More than half a dozen states considered or introduced New York-style bills in 2009. Amazon waged a high-profile campaign against such bills, however, calling them “unconstitutional” and threatening to end affiliate programs in states that passed them into law, thus removing the basis for any sales tax collection.
The company’s efforts partially succeeded. In the end, Hawaii Gov. Linda Lingle vetoed a New York-style bill in her state, and Gov. Arnold Schwarzenegger threatened to veto one in California. In the end, only North Carolina and Rhode Island pushed through laws, and Amazon cut off affiliate programs there (although it continues to sell products in both states).
But the skirmishes may not be over. In California, which has enacted painful spending cuts and faces another massive budget shortfall, one lawmaker is signaling she’ll revive efforts to force internet retailers to collect sales tax.
State assemblywoman Nancy Skinner (D-Berkeley), who co-sponsored the internet sales tax collection bill last year, which Schwarzenegger threatened to veto, plans to push the notion again in budget negotiations in the new legislative session, which starts in early January.
“It’s simply not fair to say one set of businesses collects the sales tax and another one doesn’t, selling the same product,” said Skinner’s chief of staff, Frank Russo.
Daniel Schibley, a Chicago-based analyst who tracks state and local tax issues for CCH Inc., a unit of information services company Wolters Kluwer N.V., said he expects New York-style legislation to turn up again in states that continue to face grim fiscal scenarios.
“States are very much in need in revenue,” Schibley said. “You’re going to see it showing up a lot in 2010.”

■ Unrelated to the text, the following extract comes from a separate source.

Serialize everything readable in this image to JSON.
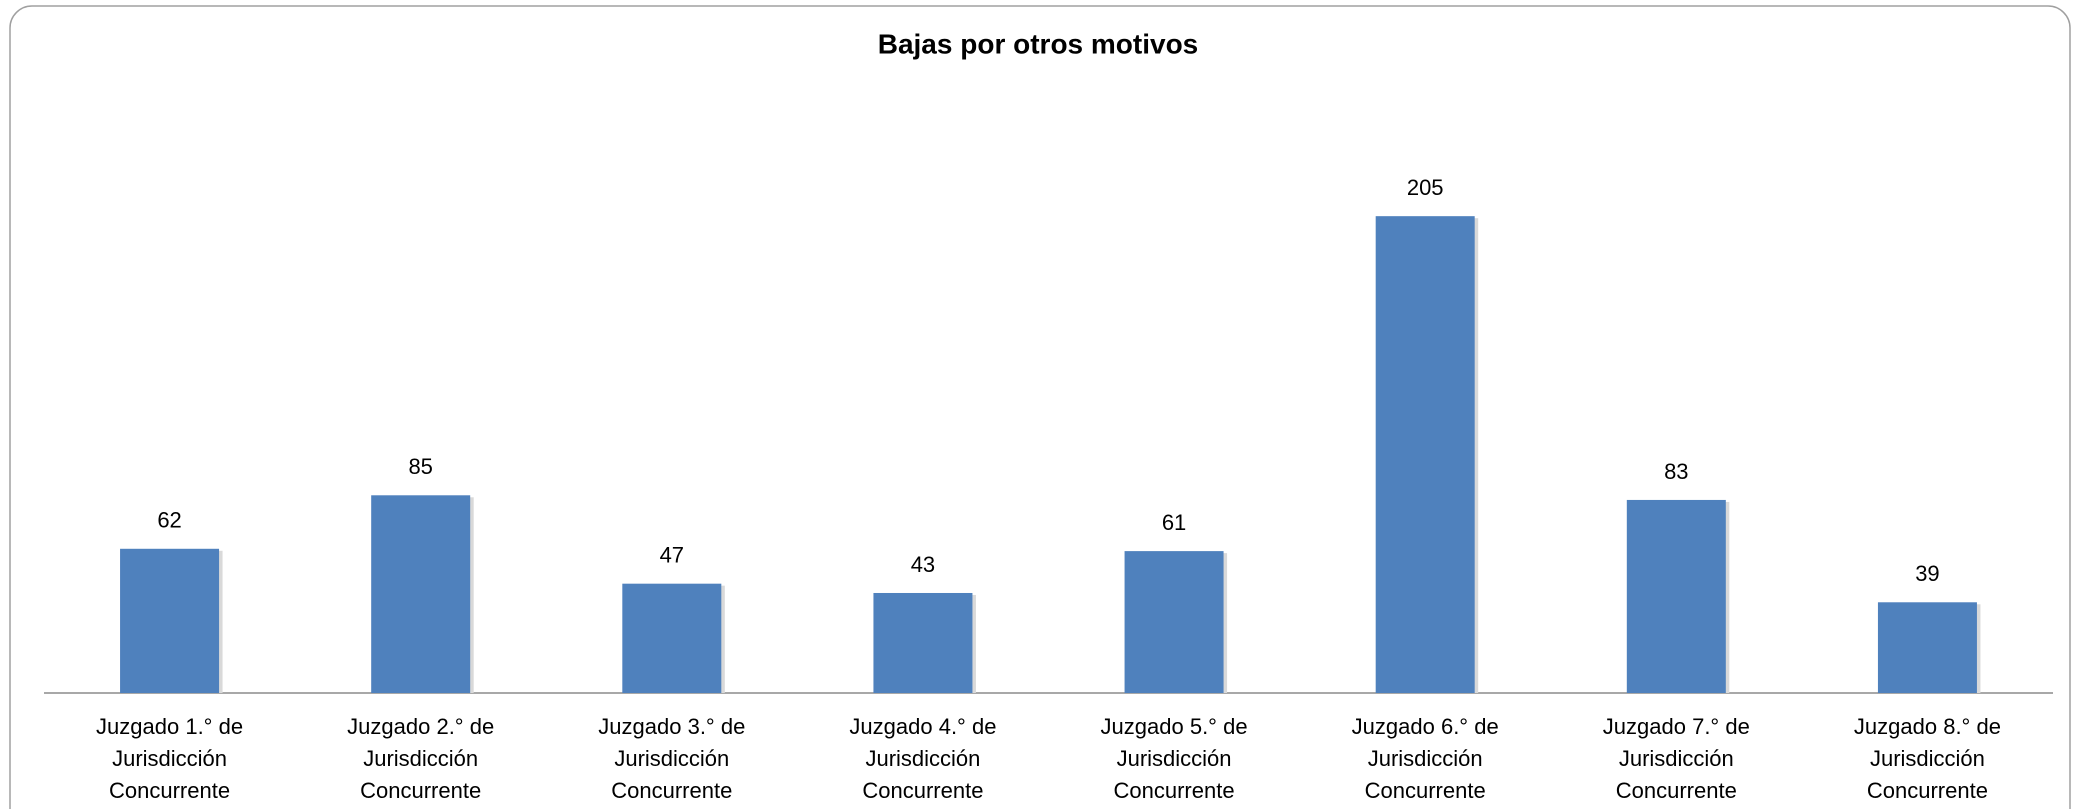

The Center on Budget and Policy Priorities, a left-leaning group that focuses on issues affecting low- and moderate-income people, threw more fuel on the fire with a November report that slammed Amazon over its tax stance, saying it “hurts state and local governments’ ability to finance education, health care, and other services.”
The group accused Amazon of flaunting the physical "nexus” test, saying it collects sales tax in just four of the 17 states where it or its subsidiaries have facilities. And it dismissed arguments that Amazon would be burdened by collecting sales taxes across all the states, saying Amazon already does this behind the scenes for third-party sellers on its website and for the Target retail chain (Amazon currently runs Target's ecommerce website).
Randall Stross, a business professor at San Jose State University, wrote in a recent New York Times column that Amazon's tax position "means the loss of considerable revenue to states and localities that badly need it."
New York state, which kicked off the internet sales tax push, recently gave an indication of how much revenue its “Amazon law” has generated — data that may inform debates in other states this year.
The New York state Department of Revenue says it brought in $53 million in sales and use tax from 30 newly registered e-commerce companies during the fiscal year that began in April 2008 and ended in March 2009. The agency expects that revenue to reach $70 million in the current fiscal year, which ends in March 2010.
Amazon and Overstock.com are challenging the New York law in court, though Amazon is in the meantime collecting sales tax in New York. Amazon also collects sales tax in its home state of Washington, as well as in Kansas, Kentucky, and North Dakota, where it has warehouses, according to its website.
Amazon has shown support for the Streamlined Sales Tax Project, an effort dating back to 2000 to simplify and coordinate sales tax laws across the states (the project has 23 member states, including Washington). It will be interesting to see if Amazon ramps up its support for this effort, or makes some kind of push for federal sales tax legislation.